Los cubiertos en el techo

Los cubiertos en el techo

Según una encuesta de Fotocasa, el 35% de los españoles ha recogido al menos una vez un mueble de la calle para reutilizarlo en casa. Normal. Con viejos "mimbres" y un poco de creatividad podemos dar una segunda vida a muchos objetos y un toque único y absolutamente personal a la decoración de nuestra casa.

Cambiando el uso, el objeto y el rincón que decora reviven

Y es que todos hemos encontrado de repente en la calle, en cualquier esquina, un mueble, objeto, elemento que alguien ha decidido dar de baja. Pero todo es susceptible de ser reciclado, y bien tratado y combinado puede ser una espléndida solución decorativa. Se trata de decorar con esas cosas que "encontré en la calle".
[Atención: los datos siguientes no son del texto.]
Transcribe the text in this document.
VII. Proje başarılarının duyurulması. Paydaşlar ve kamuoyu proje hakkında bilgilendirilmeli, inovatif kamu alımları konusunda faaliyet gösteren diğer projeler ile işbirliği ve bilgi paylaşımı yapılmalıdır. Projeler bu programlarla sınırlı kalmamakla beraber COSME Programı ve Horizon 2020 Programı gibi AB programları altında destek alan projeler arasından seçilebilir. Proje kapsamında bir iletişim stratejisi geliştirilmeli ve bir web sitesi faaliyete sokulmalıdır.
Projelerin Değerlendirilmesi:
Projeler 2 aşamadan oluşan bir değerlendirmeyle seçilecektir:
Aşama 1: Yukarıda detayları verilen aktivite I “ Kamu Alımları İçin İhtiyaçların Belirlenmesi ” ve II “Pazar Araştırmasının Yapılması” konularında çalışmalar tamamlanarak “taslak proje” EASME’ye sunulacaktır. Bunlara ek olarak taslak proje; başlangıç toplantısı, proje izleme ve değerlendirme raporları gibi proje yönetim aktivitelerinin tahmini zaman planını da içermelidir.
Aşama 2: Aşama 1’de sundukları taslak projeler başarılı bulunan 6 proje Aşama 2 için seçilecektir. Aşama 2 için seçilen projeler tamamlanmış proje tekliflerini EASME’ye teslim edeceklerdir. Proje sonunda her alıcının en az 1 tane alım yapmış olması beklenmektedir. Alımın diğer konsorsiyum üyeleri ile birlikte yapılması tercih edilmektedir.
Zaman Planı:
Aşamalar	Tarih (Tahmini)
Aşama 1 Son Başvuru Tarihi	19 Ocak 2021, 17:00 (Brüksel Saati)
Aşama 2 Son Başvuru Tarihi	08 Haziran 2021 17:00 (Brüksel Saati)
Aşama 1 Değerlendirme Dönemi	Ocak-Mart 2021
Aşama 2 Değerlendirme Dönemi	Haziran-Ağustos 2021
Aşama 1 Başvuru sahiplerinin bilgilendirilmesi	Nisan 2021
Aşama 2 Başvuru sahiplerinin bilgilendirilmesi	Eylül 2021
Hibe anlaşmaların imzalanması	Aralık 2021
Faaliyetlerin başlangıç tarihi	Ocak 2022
La idea básica es cambiar el uso de un objeto, restaurándolo si es preciso. El resultado es nuevo y a veces mágico. El objeto, no necesariamente un mueble, revive. Y lo mejor, como se puede ver en la fotogalería, también revive un rincón de la casa.

Por ejemplo, con una vieja cobertería podemos crear una lámpara o colgante. El resultado es divertido. Como ocurre con unas herraduras, que ahora son una silla para el jardín, o con una jaula para gallinas, que repintada sirve de mesilla.

Madera y piedra: lo natural funciona

Los materiales naturales siempre conservan su esencia. Por vieja y afeada que esté una tabla de madera vieja, siempre puede revivir. Ya sea dejándola en su aspecto rústico para crear una mesa, que puede a su vez contrastar con algún elemento moderno (madera y vidrio o metacrilato). O esa otra solución: una puerta desvencijada cubre una bañera con la dignidad de la madera, por tiempo que haya pasado por ella.

El contraste ayuda a intensificar el efecto

Otro caso de objetos naturales a los que damos un uso nuevo lo ejemplifica ese pomo para la puerta: una piedra. El contraste ayuda a intensificar su efecto.

Finalmente, hay objetos "encontrados" cuyo exotismo, por humildes que sean, pueden ayudarnos a decorar. Es el caso de esas latas de conserva chinas. Seguramente si fueran latas de sardinas españolas no le veríamos la gracia, pero al ser de lejanas tierras, su color y sus grafías las hacen eso, decorativas.